Racial profiling ruling to serve as findings in separate Arpaio case
Jun 15, 2015, 7:00 PM | Updated: 7:00 pm
PHOENIX — A 2-year-old court decision that concluded Maricopa County
Sheriff Joe Arpaio had racially profiled Latinos will stand as the findings of
fact on one of several claims in a separate case alleging a range of alleged
civil rights violations by the lawman, a judge ruled Monday.
U.S. District Judge Roslyn Silver said her decision means the U.S. Justice
Department lawyers won’t have to re-litigate the already-settled allegation that
Arpaio’s officers had systematically profiled Latinos in their patrols.
“Instead, those issues will be given `conclusive effect’ here,” Silver wrote.

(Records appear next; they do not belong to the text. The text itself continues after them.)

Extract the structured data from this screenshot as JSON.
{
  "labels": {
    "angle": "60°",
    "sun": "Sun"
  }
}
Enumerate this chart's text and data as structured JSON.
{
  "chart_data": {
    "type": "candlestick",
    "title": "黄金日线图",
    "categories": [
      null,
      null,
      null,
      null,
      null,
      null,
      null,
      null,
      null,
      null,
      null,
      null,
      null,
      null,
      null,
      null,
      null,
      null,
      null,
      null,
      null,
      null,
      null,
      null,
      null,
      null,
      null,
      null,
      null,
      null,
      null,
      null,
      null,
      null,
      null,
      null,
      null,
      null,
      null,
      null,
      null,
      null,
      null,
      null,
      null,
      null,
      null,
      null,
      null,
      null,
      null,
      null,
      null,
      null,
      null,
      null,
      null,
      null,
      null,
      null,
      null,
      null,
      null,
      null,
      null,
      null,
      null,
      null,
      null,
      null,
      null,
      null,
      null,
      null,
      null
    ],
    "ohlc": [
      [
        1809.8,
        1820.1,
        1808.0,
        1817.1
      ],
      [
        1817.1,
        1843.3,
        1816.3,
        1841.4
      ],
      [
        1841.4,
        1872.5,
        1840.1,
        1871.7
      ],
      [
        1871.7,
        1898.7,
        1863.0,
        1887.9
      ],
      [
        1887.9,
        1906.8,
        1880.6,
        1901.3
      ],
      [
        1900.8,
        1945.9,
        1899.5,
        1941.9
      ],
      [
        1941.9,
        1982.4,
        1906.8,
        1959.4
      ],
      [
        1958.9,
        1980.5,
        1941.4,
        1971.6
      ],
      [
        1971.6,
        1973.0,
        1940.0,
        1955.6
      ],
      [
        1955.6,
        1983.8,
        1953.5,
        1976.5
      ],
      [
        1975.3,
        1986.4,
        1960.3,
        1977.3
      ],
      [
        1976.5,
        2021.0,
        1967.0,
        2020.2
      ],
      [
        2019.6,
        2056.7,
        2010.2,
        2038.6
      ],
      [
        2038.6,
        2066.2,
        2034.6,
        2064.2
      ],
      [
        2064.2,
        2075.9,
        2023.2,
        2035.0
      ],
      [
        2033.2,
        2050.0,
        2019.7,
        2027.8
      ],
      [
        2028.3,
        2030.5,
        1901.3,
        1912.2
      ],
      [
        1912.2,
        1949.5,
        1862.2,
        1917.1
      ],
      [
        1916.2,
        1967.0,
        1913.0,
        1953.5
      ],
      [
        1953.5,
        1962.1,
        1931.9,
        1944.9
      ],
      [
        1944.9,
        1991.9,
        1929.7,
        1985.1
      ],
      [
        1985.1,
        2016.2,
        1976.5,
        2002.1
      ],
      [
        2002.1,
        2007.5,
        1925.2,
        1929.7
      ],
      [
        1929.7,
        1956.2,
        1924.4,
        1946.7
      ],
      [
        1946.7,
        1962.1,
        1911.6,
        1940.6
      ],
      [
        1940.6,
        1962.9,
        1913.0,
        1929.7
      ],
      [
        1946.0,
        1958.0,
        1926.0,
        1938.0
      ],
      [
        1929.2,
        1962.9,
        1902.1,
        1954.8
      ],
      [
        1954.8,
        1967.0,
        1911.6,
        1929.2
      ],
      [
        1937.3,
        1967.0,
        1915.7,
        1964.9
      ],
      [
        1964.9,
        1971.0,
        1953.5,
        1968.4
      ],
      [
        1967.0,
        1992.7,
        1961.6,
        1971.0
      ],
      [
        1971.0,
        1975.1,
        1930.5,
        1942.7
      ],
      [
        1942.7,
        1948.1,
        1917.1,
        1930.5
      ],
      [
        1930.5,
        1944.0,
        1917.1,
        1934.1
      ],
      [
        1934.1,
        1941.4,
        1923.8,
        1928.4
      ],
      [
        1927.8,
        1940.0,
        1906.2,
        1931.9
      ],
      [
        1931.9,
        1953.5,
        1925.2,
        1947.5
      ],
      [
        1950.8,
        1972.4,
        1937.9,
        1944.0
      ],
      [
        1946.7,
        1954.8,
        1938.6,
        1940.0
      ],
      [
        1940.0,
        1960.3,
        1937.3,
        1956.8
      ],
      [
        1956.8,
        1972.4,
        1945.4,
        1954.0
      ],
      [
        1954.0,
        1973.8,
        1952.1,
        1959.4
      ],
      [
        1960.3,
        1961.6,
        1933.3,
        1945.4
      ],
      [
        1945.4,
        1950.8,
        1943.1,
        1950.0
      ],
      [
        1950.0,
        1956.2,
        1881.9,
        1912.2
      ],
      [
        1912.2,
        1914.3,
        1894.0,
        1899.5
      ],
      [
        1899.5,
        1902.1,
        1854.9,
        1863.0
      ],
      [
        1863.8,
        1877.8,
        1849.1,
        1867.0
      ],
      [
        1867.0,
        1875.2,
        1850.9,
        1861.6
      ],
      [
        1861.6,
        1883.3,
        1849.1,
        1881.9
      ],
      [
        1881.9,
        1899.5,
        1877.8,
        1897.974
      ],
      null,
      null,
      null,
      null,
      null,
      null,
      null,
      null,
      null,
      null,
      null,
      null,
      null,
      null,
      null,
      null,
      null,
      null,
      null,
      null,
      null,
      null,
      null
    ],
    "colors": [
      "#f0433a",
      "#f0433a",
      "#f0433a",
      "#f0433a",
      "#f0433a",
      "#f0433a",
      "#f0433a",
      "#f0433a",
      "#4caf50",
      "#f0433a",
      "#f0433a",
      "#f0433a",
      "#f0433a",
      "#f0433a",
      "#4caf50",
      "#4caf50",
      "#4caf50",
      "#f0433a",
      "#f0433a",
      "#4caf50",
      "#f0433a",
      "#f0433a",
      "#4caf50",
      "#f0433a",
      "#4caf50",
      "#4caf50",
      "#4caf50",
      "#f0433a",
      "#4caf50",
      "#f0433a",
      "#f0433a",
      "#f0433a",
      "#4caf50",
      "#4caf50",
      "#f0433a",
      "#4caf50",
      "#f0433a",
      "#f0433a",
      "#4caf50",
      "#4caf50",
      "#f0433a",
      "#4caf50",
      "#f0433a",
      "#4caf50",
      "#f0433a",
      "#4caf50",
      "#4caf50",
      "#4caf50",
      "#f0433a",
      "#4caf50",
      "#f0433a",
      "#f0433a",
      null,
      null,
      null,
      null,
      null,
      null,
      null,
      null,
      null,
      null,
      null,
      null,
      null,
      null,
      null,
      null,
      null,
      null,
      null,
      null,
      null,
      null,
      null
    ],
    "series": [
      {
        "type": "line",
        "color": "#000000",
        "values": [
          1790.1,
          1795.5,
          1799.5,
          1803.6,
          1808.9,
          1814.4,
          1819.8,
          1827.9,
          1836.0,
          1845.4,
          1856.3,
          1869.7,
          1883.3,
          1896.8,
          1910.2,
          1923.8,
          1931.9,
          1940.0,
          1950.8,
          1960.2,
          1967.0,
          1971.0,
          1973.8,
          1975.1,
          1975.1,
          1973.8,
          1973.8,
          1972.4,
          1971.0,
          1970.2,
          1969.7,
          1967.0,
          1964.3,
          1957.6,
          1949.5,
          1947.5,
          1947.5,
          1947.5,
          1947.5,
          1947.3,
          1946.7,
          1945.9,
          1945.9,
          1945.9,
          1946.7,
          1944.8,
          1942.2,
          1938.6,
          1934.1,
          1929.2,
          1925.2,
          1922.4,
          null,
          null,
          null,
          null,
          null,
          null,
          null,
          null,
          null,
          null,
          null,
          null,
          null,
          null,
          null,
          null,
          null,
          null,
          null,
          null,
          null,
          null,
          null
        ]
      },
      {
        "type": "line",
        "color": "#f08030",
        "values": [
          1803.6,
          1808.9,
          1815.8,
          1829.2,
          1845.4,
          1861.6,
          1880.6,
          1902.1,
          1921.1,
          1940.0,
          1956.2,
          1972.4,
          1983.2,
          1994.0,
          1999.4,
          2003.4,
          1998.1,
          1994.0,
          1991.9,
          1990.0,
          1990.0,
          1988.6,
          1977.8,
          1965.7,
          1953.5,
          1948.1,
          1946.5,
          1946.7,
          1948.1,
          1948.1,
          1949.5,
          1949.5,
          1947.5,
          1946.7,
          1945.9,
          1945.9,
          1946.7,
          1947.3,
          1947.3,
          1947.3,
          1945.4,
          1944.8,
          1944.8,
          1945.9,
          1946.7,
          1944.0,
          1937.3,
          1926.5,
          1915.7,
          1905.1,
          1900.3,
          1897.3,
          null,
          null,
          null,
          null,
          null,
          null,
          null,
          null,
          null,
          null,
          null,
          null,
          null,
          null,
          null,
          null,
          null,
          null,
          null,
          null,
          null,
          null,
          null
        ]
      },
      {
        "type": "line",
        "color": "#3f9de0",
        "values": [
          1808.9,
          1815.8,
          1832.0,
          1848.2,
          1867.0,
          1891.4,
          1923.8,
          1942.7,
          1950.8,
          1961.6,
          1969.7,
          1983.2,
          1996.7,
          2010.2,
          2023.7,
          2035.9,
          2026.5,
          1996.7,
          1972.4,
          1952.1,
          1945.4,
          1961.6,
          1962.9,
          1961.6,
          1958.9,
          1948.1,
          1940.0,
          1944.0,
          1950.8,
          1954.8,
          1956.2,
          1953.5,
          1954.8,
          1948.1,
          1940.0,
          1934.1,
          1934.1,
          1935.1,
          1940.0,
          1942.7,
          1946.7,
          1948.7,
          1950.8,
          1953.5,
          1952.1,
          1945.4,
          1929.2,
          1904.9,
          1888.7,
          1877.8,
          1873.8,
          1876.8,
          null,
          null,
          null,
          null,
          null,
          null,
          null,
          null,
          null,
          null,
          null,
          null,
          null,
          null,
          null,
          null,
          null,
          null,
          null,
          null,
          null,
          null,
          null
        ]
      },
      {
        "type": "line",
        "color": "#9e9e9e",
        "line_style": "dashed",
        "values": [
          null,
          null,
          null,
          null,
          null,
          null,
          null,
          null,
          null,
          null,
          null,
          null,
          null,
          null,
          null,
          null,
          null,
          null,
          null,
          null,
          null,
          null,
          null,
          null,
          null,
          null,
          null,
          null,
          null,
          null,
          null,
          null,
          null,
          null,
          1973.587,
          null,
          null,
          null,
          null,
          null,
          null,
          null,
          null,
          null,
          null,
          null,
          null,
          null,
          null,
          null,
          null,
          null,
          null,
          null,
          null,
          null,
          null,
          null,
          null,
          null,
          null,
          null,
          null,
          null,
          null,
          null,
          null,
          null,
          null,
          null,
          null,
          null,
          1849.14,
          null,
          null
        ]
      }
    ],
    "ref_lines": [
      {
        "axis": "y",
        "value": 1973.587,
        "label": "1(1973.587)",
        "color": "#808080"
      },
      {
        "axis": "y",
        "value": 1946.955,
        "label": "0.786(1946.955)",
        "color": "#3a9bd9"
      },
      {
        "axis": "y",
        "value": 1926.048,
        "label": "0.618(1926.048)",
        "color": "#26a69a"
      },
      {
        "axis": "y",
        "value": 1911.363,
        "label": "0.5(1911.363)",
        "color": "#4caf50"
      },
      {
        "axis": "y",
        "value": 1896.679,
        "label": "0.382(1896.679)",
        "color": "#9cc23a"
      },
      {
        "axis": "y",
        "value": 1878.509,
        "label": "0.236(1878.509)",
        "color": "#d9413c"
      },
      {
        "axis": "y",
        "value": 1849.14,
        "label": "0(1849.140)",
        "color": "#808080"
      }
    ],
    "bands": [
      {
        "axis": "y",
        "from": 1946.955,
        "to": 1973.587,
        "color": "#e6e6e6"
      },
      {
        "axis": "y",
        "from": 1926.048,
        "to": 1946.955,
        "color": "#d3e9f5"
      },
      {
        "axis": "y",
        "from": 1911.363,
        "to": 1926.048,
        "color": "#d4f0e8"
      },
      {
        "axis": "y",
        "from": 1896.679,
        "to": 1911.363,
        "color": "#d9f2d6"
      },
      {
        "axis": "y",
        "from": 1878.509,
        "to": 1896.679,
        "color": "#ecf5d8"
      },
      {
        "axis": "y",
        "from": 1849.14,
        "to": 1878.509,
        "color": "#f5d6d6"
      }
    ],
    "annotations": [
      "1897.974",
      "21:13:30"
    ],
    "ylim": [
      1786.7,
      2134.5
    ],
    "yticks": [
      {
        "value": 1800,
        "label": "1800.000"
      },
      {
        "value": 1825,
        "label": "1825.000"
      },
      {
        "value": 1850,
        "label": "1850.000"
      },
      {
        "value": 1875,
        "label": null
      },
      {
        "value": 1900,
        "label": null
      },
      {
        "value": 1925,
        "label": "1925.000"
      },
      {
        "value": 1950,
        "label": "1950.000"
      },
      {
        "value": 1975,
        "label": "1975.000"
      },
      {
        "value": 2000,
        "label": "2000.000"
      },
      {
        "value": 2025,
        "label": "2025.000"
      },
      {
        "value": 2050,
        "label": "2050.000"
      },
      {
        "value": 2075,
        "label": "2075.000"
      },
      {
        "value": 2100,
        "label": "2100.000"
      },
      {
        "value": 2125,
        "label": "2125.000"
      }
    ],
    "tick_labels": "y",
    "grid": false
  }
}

An Aug. 10 trial has been scheduled to settle the Justice Department’s
remaining allegations that Arpaio’s office retaliated against its critics,
punished Latino jail inmates with limited English skills for speaking Spanish
and discriminated against Latinos in business raids aimed at cracking down on
identity theft.
The sheriff has denied the allegations and called the Justice Department’s
civil rights case against him a politically motivated attack by the Obama
administration.
The Justice Department’s case is separate from a racial profiling lawsuit filed
against Arpaio by immigrant rights advocates. The sheriff lost that case two
years ago when a judge concluded his officers singled out Latinos in their
regular traffic and immigration patrols.